My husband likes to start dinners with a salad because the fiber content makes you feel fuller, which means you’ll eat less. I believe in salads because I think eating fresh veggies in-season with a quick vinaigrette is just so damn good. Even though our motivations come from two different places, the important part is that we agree that salads are awesome.

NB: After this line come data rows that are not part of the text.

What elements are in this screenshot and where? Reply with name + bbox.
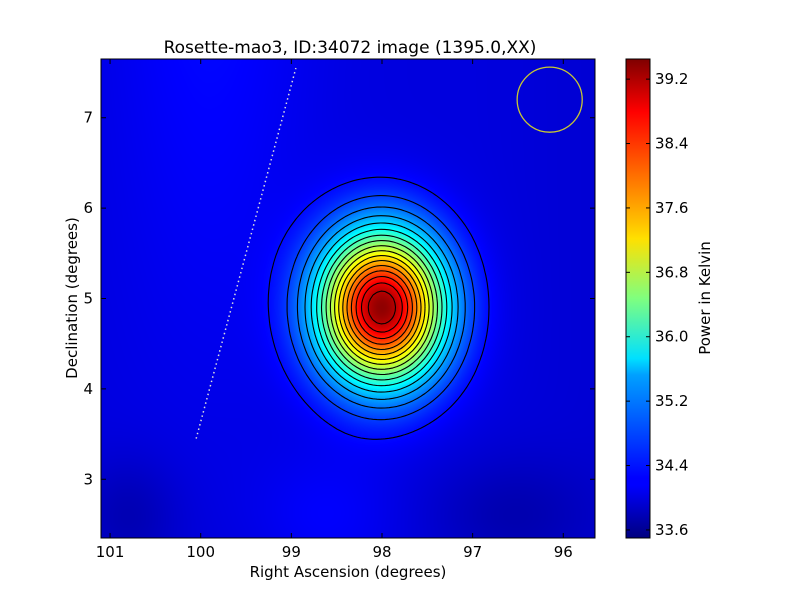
contour-level-15 [360, 282, 403, 333]
y-axis-ticks: 3 4 5 6 7 [83, 109, 595, 488]
contour-level-10 [338, 255, 426, 360]
contour-level-1 [286, 195, 476, 421]
x-tick-label-3: 98 [372, 543, 391, 561]
chart-title: Rosette-mao3, ID:34072 image (1395.0,XX) [164, 38, 537, 58]
y-tick-label-2: 5 [83, 290, 93, 308]
contour-level-6 [320, 234, 443, 381]
colorbar: 33.6 34.4 35.2 36.0 36.8 37.6 38.4 39.2 Power i… [625, 58, 714, 539]
x-tick-label-4: 97 [463, 543, 482, 561]
contour-level-11 [342, 259, 422, 356]
y-axis-label: Declination (degrees) [63, 217, 81, 379]
contour-level-3 [304, 215, 459, 400]
beam-circle [516, 66, 583, 133]
contour-level-0 [267, 176, 490, 440]
contour-level-12 [346, 264, 418, 351]
x-tick-label-1: 100 [186, 543, 215, 561]
colorbar-tick-label-6: 38.4 [655, 135, 688, 153]
y-tick-label-0: 3 [83, 470, 93, 488]
contour-level-13 [350, 270, 413, 345]
contour-level-5 [316, 228, 448, 387]
contour-lines [267, 176, 490, 440]
colorbar-label: Power in Kelvin [696, 241, 714, 355]
x-axis-ticks: 101 100 99 98 97 96 [96, 59, 573, 561]
contour-level-8 [329, 245, 434, 370]
contour-level-14 [355, 275, 409, 340]
y-tick-label-1: 4 [83, 380, 93, 398]
colorbar-tick-label-3: 36.0 [655, 328, 688, 346]
contour-level-2 [296, 206, 466, 409]
colorbar-tick-label-4: 36.8 [655, 263, 688, 281]
colorbar-tick-label-5: 37.6 [655, 199, 688, 217]
colorbar-fill [626, 59, 650, 538]
colorbar-tick-label-1: 34.4 [655, 457, 688, 475]
colorbar-frame [625, 58, 651, 539]
heatmap-plot: 101 100 99 98 97 96 3 4 5 6 7 [83, 58, 596, 561]
colorbar-tick-label-2: 35.2 [655, 392, 688, 410]
y-tick-label-4: 7 [83, 109, 93, 127]
dotted-line [195, 67, 297, 439]
contour-level-7 [325, 240, 439, 376]
y-tick-label-3: 6 [83, 199, 93, 217]
contour-level-4 [310, 222, 453, 393]
x-tick-label-0: 101 [96, 543, 125, 561]
colorbar-tick-label-0: 33.6 [655, 521, 688, 539]
x-tick-label-5: 96 [554, 543, 573, 561]
colorbar-ticks: 33.6 34.4 35.2 36.0 36.8 37.6 38.4 39.2 [626, 70, 688, 539]
x-tick-label-2: 99 [282, 543, 301, 561]
colorbar-tick-label-7: 39.2 [655, 70, 688, 88]
x-axis-label: Right Ascension (degrees) [250, 563, 447, 581]
contour-level-9 [334, 250, 430, 365]
contour-level-16 [367, 290, 397, 325]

This latest Greek salad with herbs is not revolutionary: red peppers, cucumbers, and feta are nothing new. However, a lot of us don’t think to add herbs to the mix. Adding a few leaves of parsley, basil, thyme, oregano, dill, tarragon, or cilantro to a salad just makes it taste fresher. Plus it’s a great way to make sure you get through that bunch of herbs. While this recipe features parsley, feel free to experiment with whatever you have on hand.
- Red pepper – 2, chopped
- Cucumber – 1/2 lb., cubed
- Parsley – 3 sprigs, leaves torn
- Dijon mustard – 2 tsp.
- Lemon juice – 1 tbs.
- Red wine vinegar – 2 tbs.
- Olive oil – 4 tbs.
- Salad greens – 1/4 lb.
- Feta – 4 oz.
- Red pepper / Cucumber / Parsley – Prep as directed
- Whisk together mustard, lemon juice, red wine vinegar, and olive oil. Season to taste with salt & pepper.
- Toss vinaigrette with greens, red peppers, cucumber, and parsley. Top with feta.